The High Court in Pretoria last week granted an order consolidating Olivia Jackson’s damages claim against the RAF, the Canada-based independent film production company Davis/Impact Films, Cape Town-based Pyranha Stunts, stunt coordinator Grant Hully, camera tracking and equipment company Bickers Action SA and the two men involved in the 2015 accident.

This was for the court to determine if Jackson’s injuries arose out of the driving of a motor vehicle and if the film’s producers and stunt companies were indemnified from liability in terms of the RAF Act.

Jackson, 37, was standing in for actress Milla Jovovich on the set when she crashed into a metal camera arm while riding a motorcycle, causing horrific fractures and injuries to her face, chest, spine, shoulder and left arm, multiple finger injuries and the traumatic amputation of her thumb.

She had to undergo numerous operations, including two on her spine and was left with a twisted back and neck, and deep scars. Her paralysed left arm was amputated almost a year later.

Jackson was due to perform a fight scene that day but the director decided she should do a motorbike ride scene instead because of the rainy weather.

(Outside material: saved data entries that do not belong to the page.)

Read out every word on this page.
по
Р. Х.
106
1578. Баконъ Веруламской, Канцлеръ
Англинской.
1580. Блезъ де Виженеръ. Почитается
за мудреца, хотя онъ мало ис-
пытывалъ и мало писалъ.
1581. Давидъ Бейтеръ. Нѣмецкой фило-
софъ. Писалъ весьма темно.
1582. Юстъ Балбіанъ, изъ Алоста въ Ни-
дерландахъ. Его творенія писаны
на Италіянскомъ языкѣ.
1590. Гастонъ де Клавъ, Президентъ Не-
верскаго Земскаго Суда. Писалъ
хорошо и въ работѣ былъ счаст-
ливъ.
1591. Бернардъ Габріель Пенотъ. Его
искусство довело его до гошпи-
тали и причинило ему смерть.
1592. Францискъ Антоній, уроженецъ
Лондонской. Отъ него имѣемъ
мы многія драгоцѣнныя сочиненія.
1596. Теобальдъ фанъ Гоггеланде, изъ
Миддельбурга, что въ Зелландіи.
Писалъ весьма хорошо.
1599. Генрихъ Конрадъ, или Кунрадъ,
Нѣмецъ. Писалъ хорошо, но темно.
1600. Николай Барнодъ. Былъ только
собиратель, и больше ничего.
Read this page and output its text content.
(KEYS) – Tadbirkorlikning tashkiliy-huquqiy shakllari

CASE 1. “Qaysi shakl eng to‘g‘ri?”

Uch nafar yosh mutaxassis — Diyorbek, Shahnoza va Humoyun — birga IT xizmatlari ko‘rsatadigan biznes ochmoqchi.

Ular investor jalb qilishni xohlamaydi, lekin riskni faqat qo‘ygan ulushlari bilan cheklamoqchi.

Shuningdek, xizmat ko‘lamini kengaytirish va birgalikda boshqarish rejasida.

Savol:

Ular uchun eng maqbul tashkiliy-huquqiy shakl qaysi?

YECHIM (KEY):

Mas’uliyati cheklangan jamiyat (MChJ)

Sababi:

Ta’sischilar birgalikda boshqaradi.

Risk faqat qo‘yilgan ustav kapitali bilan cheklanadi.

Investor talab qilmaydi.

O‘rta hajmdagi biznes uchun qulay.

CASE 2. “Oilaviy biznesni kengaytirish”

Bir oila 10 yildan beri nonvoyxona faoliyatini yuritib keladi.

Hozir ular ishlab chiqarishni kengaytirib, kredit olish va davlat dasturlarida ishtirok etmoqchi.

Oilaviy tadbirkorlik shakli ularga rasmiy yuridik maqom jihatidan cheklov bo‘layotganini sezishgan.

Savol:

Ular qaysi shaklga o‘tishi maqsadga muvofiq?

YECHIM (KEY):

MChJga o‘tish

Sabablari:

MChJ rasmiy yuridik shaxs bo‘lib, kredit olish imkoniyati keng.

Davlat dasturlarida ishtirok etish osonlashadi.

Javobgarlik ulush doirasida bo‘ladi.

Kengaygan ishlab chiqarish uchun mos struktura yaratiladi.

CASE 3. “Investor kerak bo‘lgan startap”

She is suing for R3.5 million for her disability, the loss of her arm, disfigurement, medical expenses, and more than R36 million for her future medical treatment in Britain as well as her loss of income.

She alleged in court papers the accident was caused by the negligence of among others the stunt coordinator, the driver of the car to which the camera and mechanical crane was attached, and his passenger who was operating the mechanical crane.